Le module B2B Quote gère les RFQ à l’intérieur de Magento : la demande possède une entreprise, un website, une devise, des lignes, des commentaires, des statuts, un historique des modifications, une date de validité et une option PDF. Une offre acceptée peut devenir une partie du processus d’achat suivant, au lieu d’être un fichier ressaisi depuis le début.
Cela raccourcit le chemin entre la demande et la commande, tout en donnant à l’équipe commerciale un point de référence unique.
Exemple : limite de crédit et validation
La vente avec paiement différé exige du contrôle. Si la limite de crédit est vérifiée manuellement, la décision dépend de la disponibilité d’une personne de la finance ou de l’actualité des données dans un tableau.
Kowal B2B Suite ajoute les modules Credit Limit et Approval.

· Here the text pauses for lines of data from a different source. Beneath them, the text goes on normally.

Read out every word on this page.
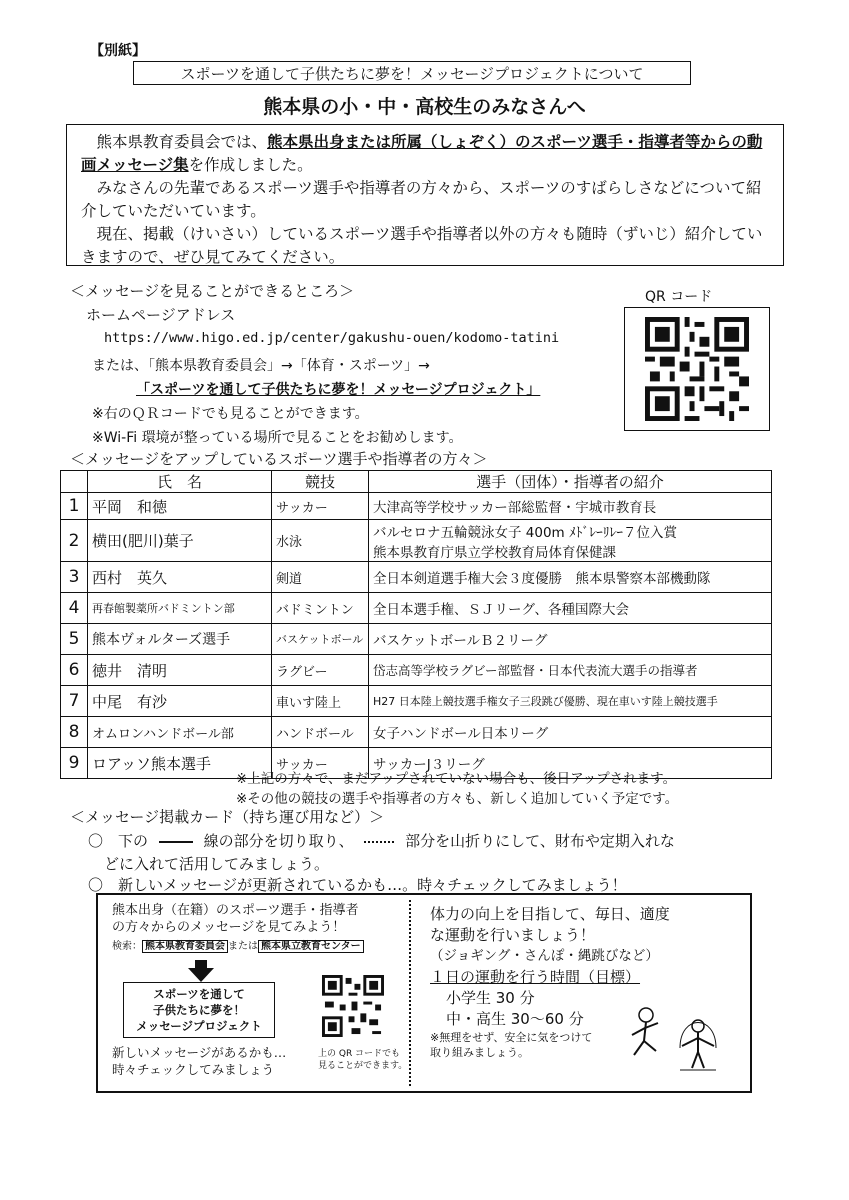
【別紙】
スポーツを通して子供たちに夢を！メッセージプロジェクトについて
熊本県の小・中・高校生のみなさんへ

熊本県教育委員会では、熊本県出身または所属（しょぞく）のスポーツ選手・指導者等からの動画メッセージ集を作成しました。

みなさんの先輩であるスポーツ選手や指導者の方々から、スポーツのすばらしさなどについて紹介していただいています。

現在、掲載（けいさい）しているスポーツ選手や指導者以外の方々も随時（ずいじ）紹介していきますので、ぜひ見てみてください。

＜メッセージを見ることができるところ＞
ホームページアドレス
https://www.higo.ed.jp/center/gakushu-ouen/kodomo-tatini
または、「熊本県教育委員会」→「体育・スポーツ」→
「スポーツを通して子供たちに夢を！メッセージプロジェクト」
※右のＱＲコードでも見ることができます。
※Wi-Fi 環境が整っている場所で見ることをお勧めします。
QR コード
＜メッセージをアップしているスポーツ選手や指導者の方々＞
	氏　名	競技	選手（団体）・指導者の紹介
1	平岡　和徳	サッカー	大津高等学校サッカー部総監督・宇城市教育長
2	横田(肥川)葉子	水泳	バルセロナ五輪競泳女子 400m ﾒﾄﾞﾚｰﾘﾚｰ７位入賞
熊本県教育庁県立学校教育局体育保健課

3	西村　英久	剣道	全日本剣道選手権大会３度優勝　熊本県警察本部機動隊
4	再春館製薬所バドミントン部	バドミントン	全日本選手権、ＳＪリーグ、各種国際大会
5	熊本ヴォルターズ選手	バスケットボール	バスケットボールＢ２リーグ
6	徳井　清明	ラグビー	岱志高等学校ラグビー部監督・日本代表流大選手の指導者
7	中尾　有沙	車いす陸上	H27 日本陸上競技選手権女子三段跳び優勝、現在車いす陸上競技選手
8	オムロンハンドボール部	ハンドボール	女子ハンドボール日本リーグ
9	ロアッソ熊本選手	サッカー	サッカーJ３リーグ
※上記の方々で、まだアップされていない場合も、後日アップされます。
※その他の競技の選手や指導者の方々も、新しく追加していく予定です。
＜メッセージ掲載カード（持ち運び用など）＞
〇　下の	線の部分を切り取り、	部分を山折りにして、財布や定期入れな
どに入れて活用してみましょう。
〇　新しいメッセージが更新されているかも…。時々チェックしてみましょう！
熊本出身（在籍）のスポーツ選手・指導者
の方々からのメッセージを見てみよう！
検索： 熊本県教育委員会 または 熊本県立教育センター
スポーツを通して
子供たちに夢を！
メッセージプロジェクト
新しいメッセージがあるかも…
時々チェックしてみましょう
上の QR コードでも
見ることができます。
体力の向上を目指して、毎日、適度
な運動を行いましょう！
（ジョギング・さんぽ・縄跳びなど）
１日の運動を行う時間（目標）
小学生 30 分
中・高生 30～60 分
※無理をせず、安全に気をつけて
取り組みましょう。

La limite, l’exposition, les conditions de paiement, le statut de crédit et les règles de validation peuvent fonctionner dans le contexte de l’entreprise, du website et de la devise. Une commande au-dessus d’un seuil défini peut créer une request de validation, et les décisions sont enregistrées dans le système.

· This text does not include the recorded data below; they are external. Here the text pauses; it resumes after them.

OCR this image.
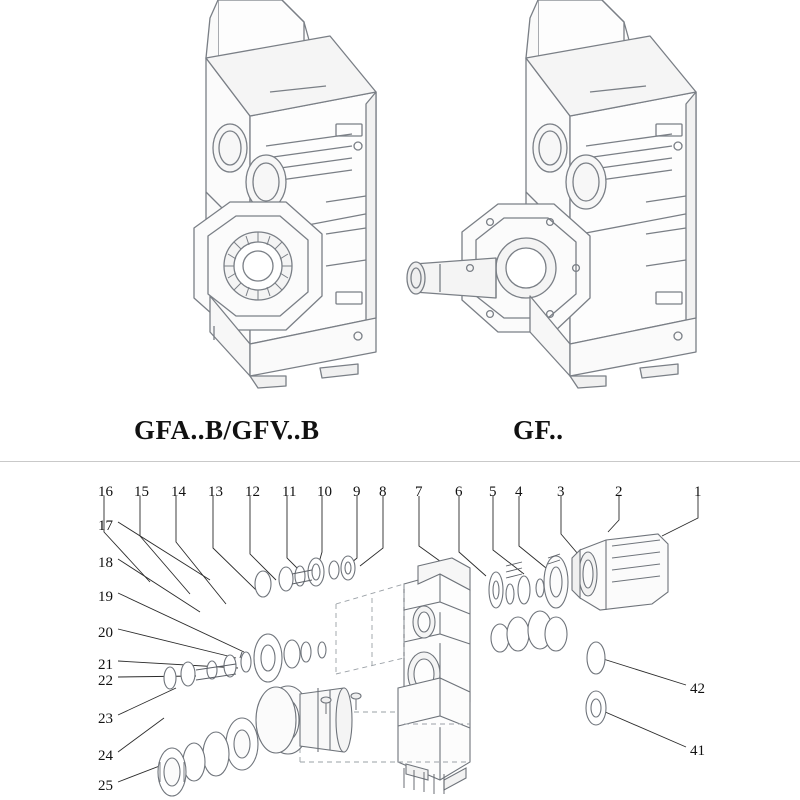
GFA..B/GFV..B	GF..
16 15 14 13 12 11 10 9 8 7 6 5 4 3	2	1
17
18
19
20
21
22
23
24
25
42
41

Ainsi, le processus ne repose ni sur la mémoire de l’équipe ni sur un message que quelqu’un n’a pas remarqué.
Exemple : des documents sans messages supplémentaires
Après avoir passé commande, le client revient souvent avec des questions sur la confirmation, la facture, le bon de livraison, la correction ou l’offre PDF. Chacune de ces demandes peut être brève, mais avec un plus grand nombre de clients, elles créent une charge permanente pour le service client et la comptabilité.
Le module B2B Document organise les documents commerciaux liés à l’entreprise et au website. Les documents peuvent provenir de Magento ou d’un système externe, et l’accès est contrôlé par le contexte B2B. RFQ utilise une architecture PDF commune, ce qui permet à l’offre client et à la variante administrative d’avoir des périmètres de données différents.
Le résultat est simple : le client sait où chercher ses documents, et l’équipe n’envoie plus manuellement les mêmes fichiers encore et encore.
Comment calculer le potentiel d’économies ?
Il ne vaut pas la peine de commencer par des déclarations en pourcentage. Il vaut mieux calculer votre propre processus.
Utilisez une formule simple :
nombre mensuel de commandes B2B x temps moyen de traitement manuel x coût horaire de l’équipe
Ajoutez ensuite une seconde dimension :
nombre de corrections x temps moyen de résolution d’une erreur x coût horaire de l’équipe
Enfin, ajoutez les coûts plus difficiles à estimer : perte de marge due à un prix erroné, traitement retardé, blocage du travail de l’entrepôt, risque de crédit et temps du commercial consacré à l’administratif au lieu de la vente.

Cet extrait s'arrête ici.